Length is a measure of distance or the extent of something from end to end. In the script, the length of the sides of a figure is crucial for calculating its perimeter and area. The video mentions adding the lengths of the sides to find the total perimeter.

💡Rectangles

Rectangles are a type of quadrilateral with four right angles and opposite sides equal in length. The video script suggests breaking down a figure into rectangles to simplify the calculation of its area content. This approach is exemplified by the script's mention of multiplying the lengths of sides to find the area of each rectangle.

💡Expression

In mathematics, an 'Expression' is a combination of variables, numbers, and operators that represents a value. The script uses expressions to represent the formulas for calculating the perimeter and area of a figure, such as '2x + 3' for the perimeter and '(2 + x) * 3' for the area.

💡Simplification

Simplification in mathematics refers to making a complex expression or problem easier to understand or solve.
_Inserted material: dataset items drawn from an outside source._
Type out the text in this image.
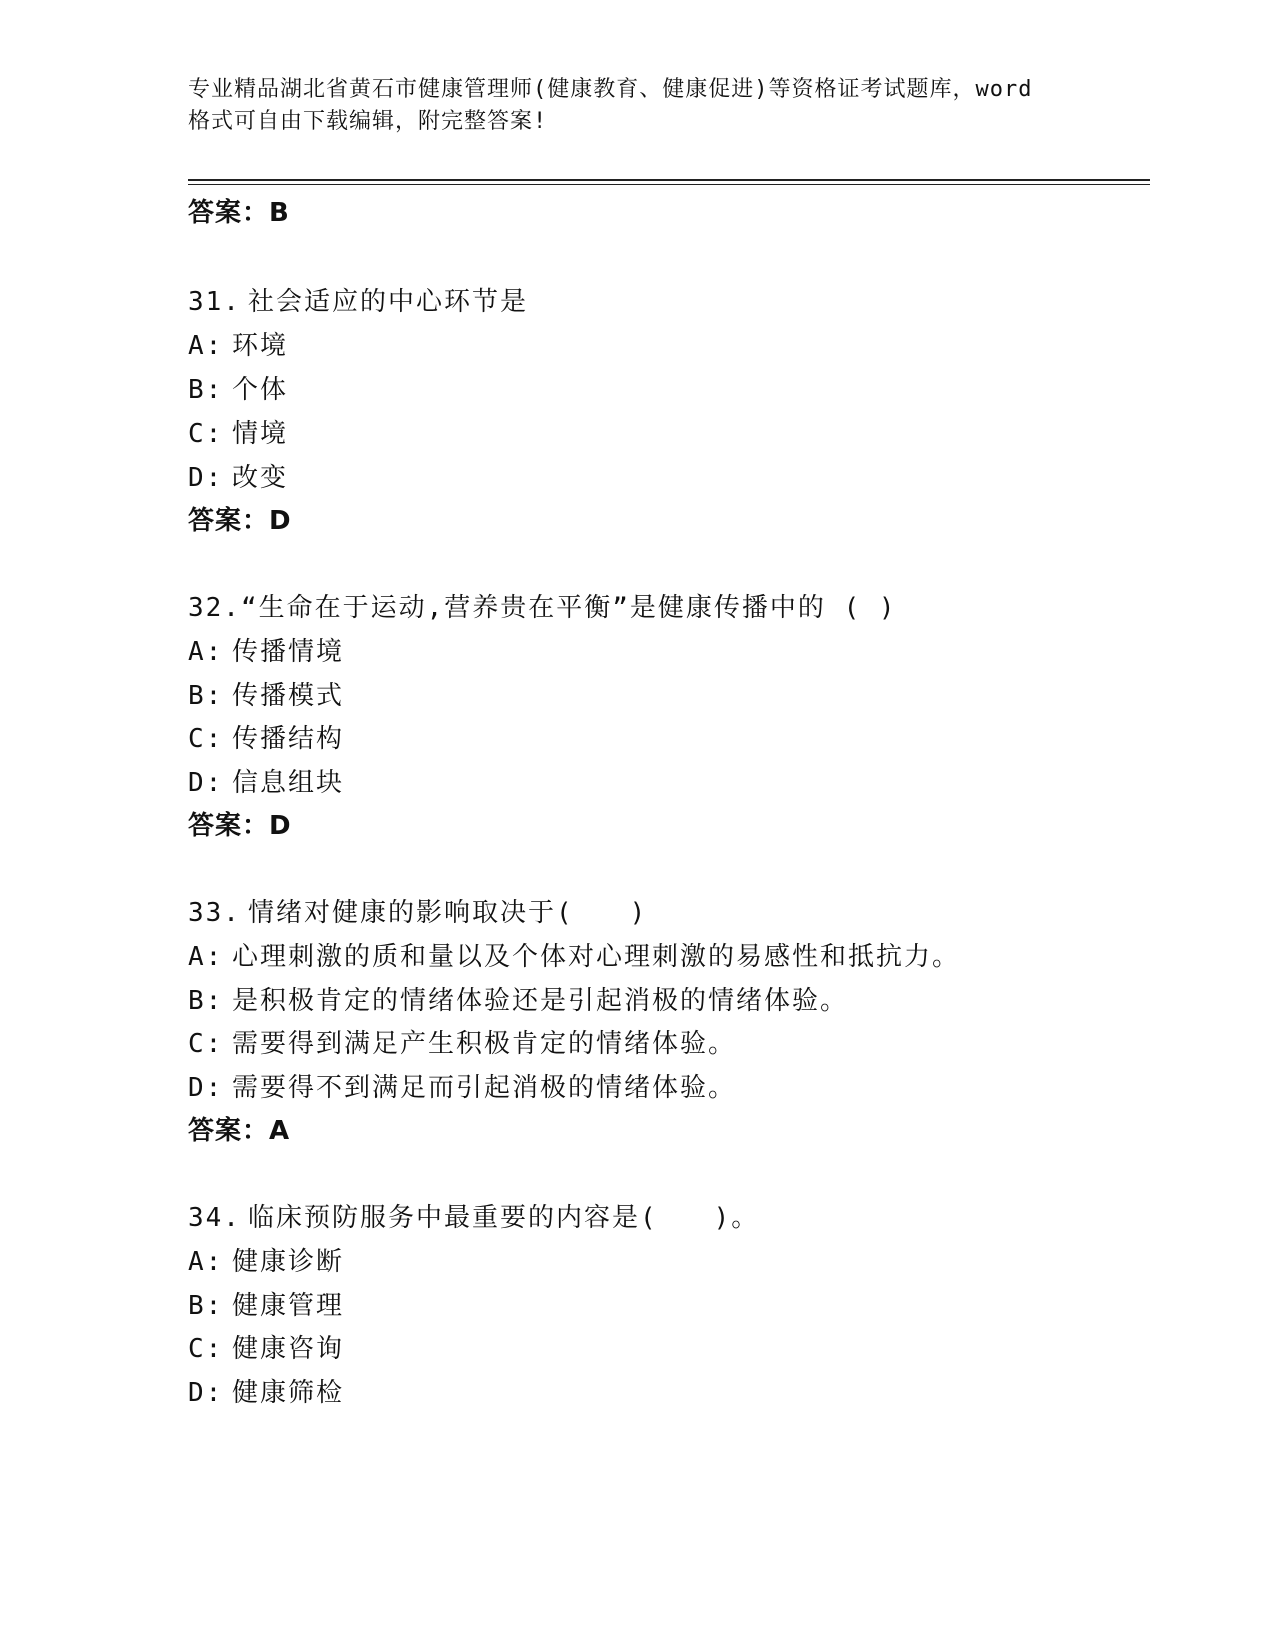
专业精品湖北省黄石市健康管理师(健康教育、健康促进)等资格证考试题库，word
格式可自由下载编辑，附完整答案!
答案：B
31. 社会适应的中心环节是
A: 环境
B: 个体
C: 情境
D: 改变
答案：D
32.“生命在于运动,营养贵在平衡”是健康传播中的 ( )
A: 传播情境
B: 传播模式
C: 传播结构
D: 信息组块
答案：D
33. 情绪对健康的影响取决于(　　)
A: 心理刺激的质和量以及个体对心理刺激的易感性和抵抗力。
B: 是积极肯定的情绪体验还是引起消极的情绪体验。
C: 需要得到满足产生积极肯定的情绪体验。
D: 需要得不到满足而引起消极的情绪体验。
答案：A
34. 临床预防服务中最重要的内容是(　　)。
A: 健康诊断
B: 健康管理
C: 健康咨询
D: 健康筛检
The video script mentions simplifying the expressions for perimeter and area to make the calculations more straightforward, such as by multiplying the numbers within the expressions.

💡Commentary

The term 'Commentary' in the script refers to the invitation for viewers to ask questions or provide feedback in the comments section if they have any doubts or need clarification on the calculations presented in the video.

Highlights

Introduction to calculating the perimeter of a figure by adding the lengths of all outer sides.

Explanation of how to include each side in the calculation of the perimeter.

Specific example given for a figure with sides labeled for clarity.

Calculation of the unnamed side by using the known lengths of other sides.

Summation of all sides to find the total perimeter of the figure.

Introduction to calculating the area of a figure by breaking it into rectangles.

Method of calculating area by knowing two sides of a rectangle.

Use of brackets to ensure correct multiplication for the area calculation.

Simplification of the area calculation term for easier understanding.

Multiplication of the sides of the rectangles to find the total area.

Inclusion of all parts of the figure to calculate the complete area.

Explanation of how to handle the addition within the calculation for area.

Final summation of all numbers to get the total area of the figure.

Emphasis on the importance of correctly using brackets in area calculations.

Encouragement for viewers to simplify the term if not required for further simplification.

Invitation for viewers to ask questions in the comments for further clarification.